東京都・江東区にある東京辰巳国際水泳場が30日、閉館の日を迎えた。27日から行われていたJOC全国ジュニアオリンピックカップの最終日と共にその役目を終えた。閉館セレモニーには、東京都水泳協会会長・五輪2大会2冠の北島康介(40)が登壇。「僕も運よく世界記録を出したり、いい思い出もたくさん詰まっている水泳場。きょう閉幕するということで寂しさを感じている」と思い出を語った。
東京辰巳国際水泳場は1993年8月に開業。競泳の日本選手権をはじめ、多くの国際大会も行われてきた。東京五輪では水球競技の会場として使われた。毎年春と夏には高校生以下の全国大会が行われていて、ジュニアスイマーが目指す全国の舞台でもあった。まさにスイマーの聖地と呼べる場所だった。
さらに、このプールでは2つの世界記録も生まれた。2008年6月のジャパンオープンでは、北京五輪を直前に控えた北島が200m平泳ぎで世界新記録(当時)を樹立。2017年1月には、同じく200m平泳ぎで渡辺一平(26)が世界新記録(当時)を樹立。北島は「30年間、選手たちの悔し涙、嬉し涙、沢山の汗が詰まっている。僕も運よく世界記録を出したり、いい思い出もたくさん詰まっている水泳場。きょう閉幕するということで寂しさを感じている」と心境を語った。
閉館セレモニーでは、瀬戸大也(28)や大橋悠依(27)ら現役トップスイマーからのメッセージも放映。沢山の人に愛され、数々の記録と記憶を刻んできたプールは、2025年秋にアイススケートリンクとして生まれ変わる予定。水泳会場としての役割は、"お隣"東京アクアティクスセンターに引き継がれる。来週4日には、その東京アクアティクスセンターでアジア大会代表選考会を兼ねた日本選手権が開幕する。

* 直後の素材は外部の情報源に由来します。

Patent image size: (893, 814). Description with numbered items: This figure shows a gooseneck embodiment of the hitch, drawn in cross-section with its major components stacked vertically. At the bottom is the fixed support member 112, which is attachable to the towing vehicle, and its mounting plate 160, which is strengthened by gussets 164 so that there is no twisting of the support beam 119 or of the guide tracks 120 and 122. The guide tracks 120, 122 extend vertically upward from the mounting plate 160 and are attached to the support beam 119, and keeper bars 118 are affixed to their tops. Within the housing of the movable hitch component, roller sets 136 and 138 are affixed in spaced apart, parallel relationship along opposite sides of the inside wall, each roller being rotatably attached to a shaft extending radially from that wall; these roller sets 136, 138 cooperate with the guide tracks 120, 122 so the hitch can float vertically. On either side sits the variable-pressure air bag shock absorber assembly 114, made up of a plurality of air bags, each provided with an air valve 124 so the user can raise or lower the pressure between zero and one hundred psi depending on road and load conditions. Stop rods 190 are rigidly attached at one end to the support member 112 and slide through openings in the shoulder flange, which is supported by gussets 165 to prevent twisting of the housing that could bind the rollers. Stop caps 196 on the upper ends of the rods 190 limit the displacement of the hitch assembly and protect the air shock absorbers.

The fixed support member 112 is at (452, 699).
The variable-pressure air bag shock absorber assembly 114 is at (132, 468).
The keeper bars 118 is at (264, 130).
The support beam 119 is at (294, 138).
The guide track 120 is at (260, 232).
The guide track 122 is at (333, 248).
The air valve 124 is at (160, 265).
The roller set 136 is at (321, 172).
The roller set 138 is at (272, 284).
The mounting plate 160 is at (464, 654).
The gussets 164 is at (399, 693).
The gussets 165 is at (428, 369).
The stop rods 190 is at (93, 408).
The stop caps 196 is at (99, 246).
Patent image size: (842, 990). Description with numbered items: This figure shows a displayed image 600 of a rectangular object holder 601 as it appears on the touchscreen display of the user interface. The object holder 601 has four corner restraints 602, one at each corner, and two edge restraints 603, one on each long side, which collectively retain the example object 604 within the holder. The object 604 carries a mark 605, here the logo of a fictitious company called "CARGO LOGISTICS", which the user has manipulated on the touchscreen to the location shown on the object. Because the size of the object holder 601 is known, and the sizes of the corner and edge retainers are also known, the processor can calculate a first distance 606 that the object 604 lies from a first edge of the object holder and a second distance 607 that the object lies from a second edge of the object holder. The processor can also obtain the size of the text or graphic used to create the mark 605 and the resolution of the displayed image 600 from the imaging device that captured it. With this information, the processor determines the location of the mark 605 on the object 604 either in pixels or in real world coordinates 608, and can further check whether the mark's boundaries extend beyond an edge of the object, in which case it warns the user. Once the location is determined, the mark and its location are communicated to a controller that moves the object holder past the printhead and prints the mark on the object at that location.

新たなスタートに向けて北島も「またアクアティクスセンターで新しい世界記録が見れるように、日本の選手が活躍する場面が映像として残ってくれることを期待している。今年は世界水泳もありますし、トップ選手たちが五輪の前年にどんな結果を残して、どんな目標を立てて、どんな取り組みをしているか表れる年。色んなドラマが生まれるだろうし、若い世代の台頭に注目したい」と期待を寄せた。